Scipione will directly oversee the Office of Digital Services and the Bureau of Information Technology. He’ll report to Deputy Mayor Corey Driscoll Dunham.
The promotion raises his salary from $87,125 to $118,000 per year.
In a press release, Owens cited Scipione’s ability to “work with diverse sets of stakeholders” as a key qualification for the position.
Establishing a high-level management position to oversee technology was among the recommendations in an IT audit done last year by a division of The Bonadio Group.
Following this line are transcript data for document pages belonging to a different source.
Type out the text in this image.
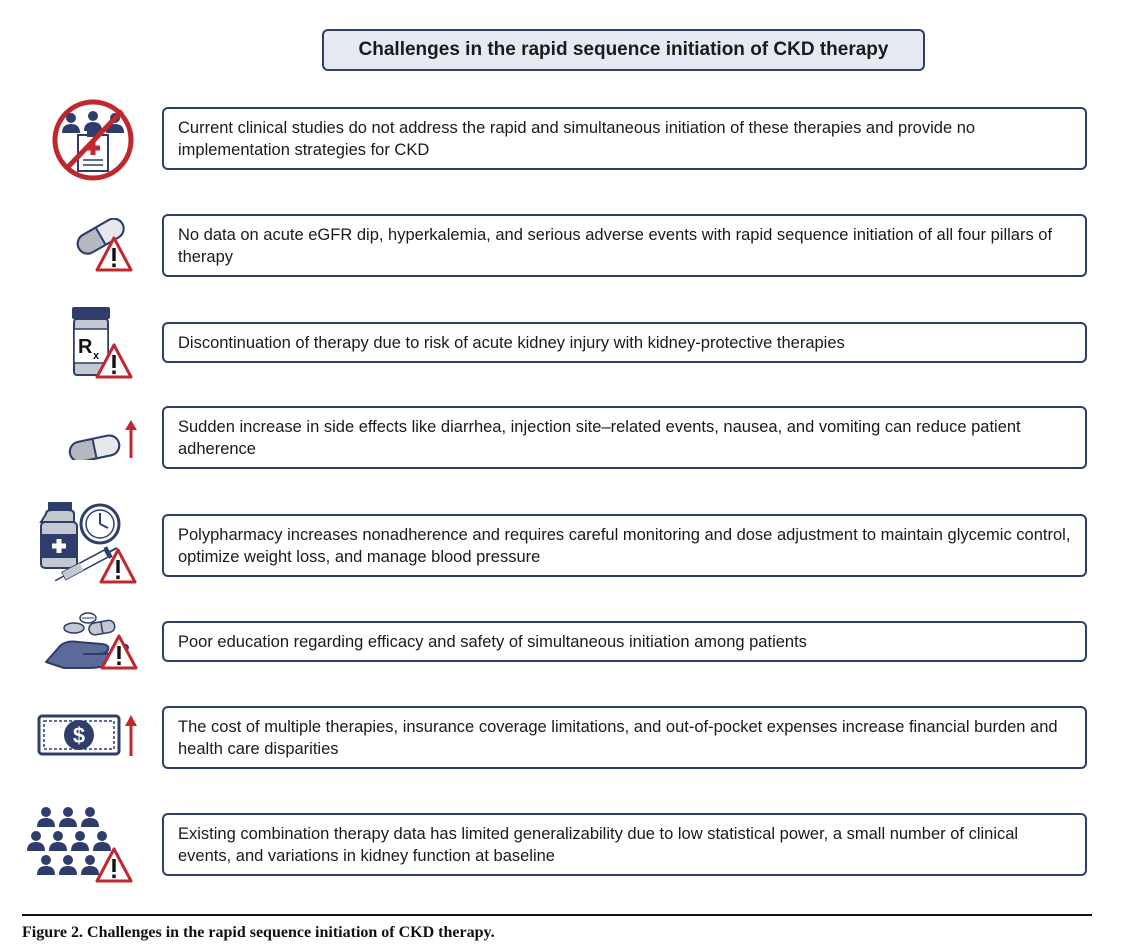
Challenges in the rapid sequence initiation of CKD therapy
Current clinical studies do not address the rapid and simultaneous initiation of these therapies and provide no implementation strategies for CKD
No data on acute eGFR dip, hyperkalemia, and serious adverse events with rapid sequence initiation of all four pillars of therapy
R x
Discontinuation of therapy due to risk of acute kidney injury with kidney-protective therapies
Sudden increase in side effects like diarrhea, injection site–related events, nausea, and vomiting can reduce patient adherence
Polypharmacy increases nonadherence and requires careful monitoring and dose adjustment to maintain glycemic control, optimize weight loss, and manage blood pressure
Poor education regarding efficacy and safety of simultaneous initiation among patients
$	The cost of multiple therapies, insurance coverage limitations, and out-of-pocket expenses increase financial burden and health care disparities
Existing combination therapy data has limited generalizability due to low statistical power, a small number of clinical events, and variations in kidney function at baseline
Figure 2. Challenges in the rapid sequence initiation of CKD therapy.
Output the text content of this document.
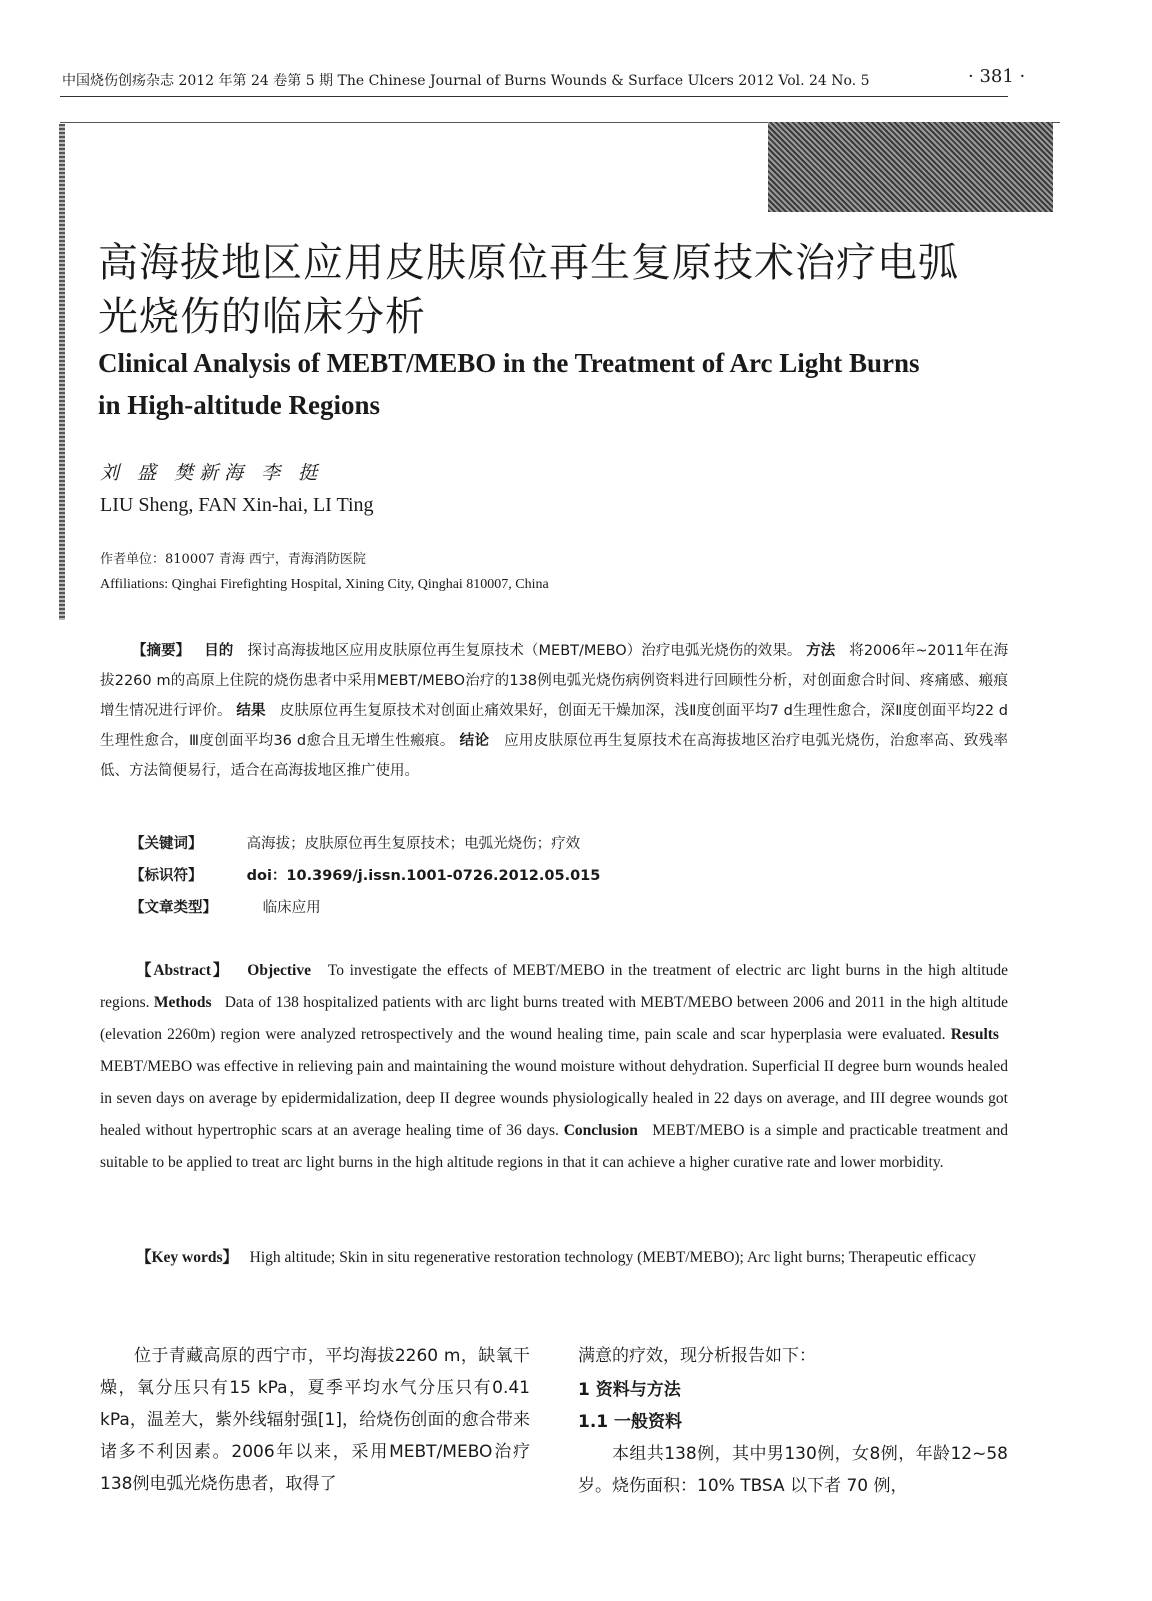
中国烧伤创疡杂志 2012 年第 24 卷第 5 期 The Chinese Journal of Burns Wounds & Surface Ulcers 2012 Vol. 24 No. 5	· 381 ·
高海拔地区应用皮肤原位再生复原技术治疗电弧
光烧伤的临床分析
Clinical Analysis of MEBT/MEBO in the Treatment of Arc Light Burns
in High-altitude Regions
刘 盛 樊新海 李 挺
LIU Sheng, FAN Xin-hai, LI Ting
作者单位：810007 青海 西宁，青海消防医院
Affiliations: Qinghai Firefighting Hospital, Xining City, Qinghai 810007, China
【摘要】 目的 探讨高海拔地区应用皮肤原位再生复原技术（MEBT/MEBO）治疗电弧光烧伤的效果。 方法 将2006年~2011年在海拔2260 m的高原上住院的烧伤患者中采用MEBT/MEBO治疗的138例电弧光烧伤病例资料进行回顾性分析，对创面愈合时间、疼痛感、瘢痕增生情况进行评价。 结果 皮肤原位再生复原技术对创面止痛效果好，创面无干燥加深，浅Ⅱ度创面平均7 d生理性愈合，深Ⅱ度创面平均22 d生理性愈合，Ⅲ度创面平均36 d愈合且无增生性瘢痕。 结论 应用皮肤原位再生复原技术在高海拔地区治疗电弧光烧伤，治愈率高、致残率低、方法简便易行，适合在高海拔地区推广使用。
【关键词】	高海拔；皮肤原位再生复原技术；电弧光烧伤；疗效
【标识符】	doi：10.3969/j.issn.1001-0726.2012.05.015
【文章类型】	临床应用
【Abstract】 Objective To investigate the effects of MEBT/MEBO in the treatment of electric arc light burns in the high altitude regions. Methods Data of 138 hospitalized patients with arc light burns treated with MEBT/MEBO between 2006 and 2011 in the high altitude (elevation 2260m) region were analyzed retrospectively and the wound healing time, pain scale and scar hyperplasia were evaluated. Results   MEBT/MEBO was effective in relieving pain and maintaining the wound moisture without dehydration. Superficial II degree burn wounds healed in seven days on average by epidermidalization, deep II degree wounds physiologically healed in 22 days on average, and III degree wounds got healed without hypertrophic scars at an average healing time of 36 days. Conclusion MEBT/MEBO is a simple and practicable treatment and suitable to be applied to treat arc light burns in the high altitude regions in that it can achieve a higher curative rate and lower morbidity.
【Key words】 High altitude; Skin in situ regenerative restoration technology (MEBT/MEBO); Arc light burns; Therapeutic efficacy
位于青藏高原的西宁市，平均海拔2260 m，缺氧干燥，氧分压只有15 kPa，夏季平均水气分压只有0.41 kPa，温差大，紫外线辐射强[1]，给烧伤创面的愈合带来诸多不利因素。2006年以来，采用MEBT/MEBO治疗138例电弧光烧伤患者，取得了
满意的疗效，现分析报告如下：
1 资料与方法
1.1 一般资料
本组共138例，其中男130例，女8例，年龄12~58岁。烧伤面积：10% TBSA 以下者 70 例，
The Syracuse Common Council ordered the audit in response to the delays and cost overruns on a payroll modernization project that’s still being implemented.
Bonadio found Syracuse’s systems for purchasing software have been too decentralized, with each department operating on its own.
Scipione will likely work closely with the Common Council Technology and Operational Efficiency Committee, newly formed this year to help lawmakers better oversee IT spending and policy.
Scipione earned bachelor’s and master’s degrees and a certificate of advance study in IT-related fields from Syracuse University. He currently serves as an adjunct professor at SU. He’s graduated from FOCUS Greater Syracuse’s Citizens Academy and is on the Syracuse University Generation Orange Leadership Council.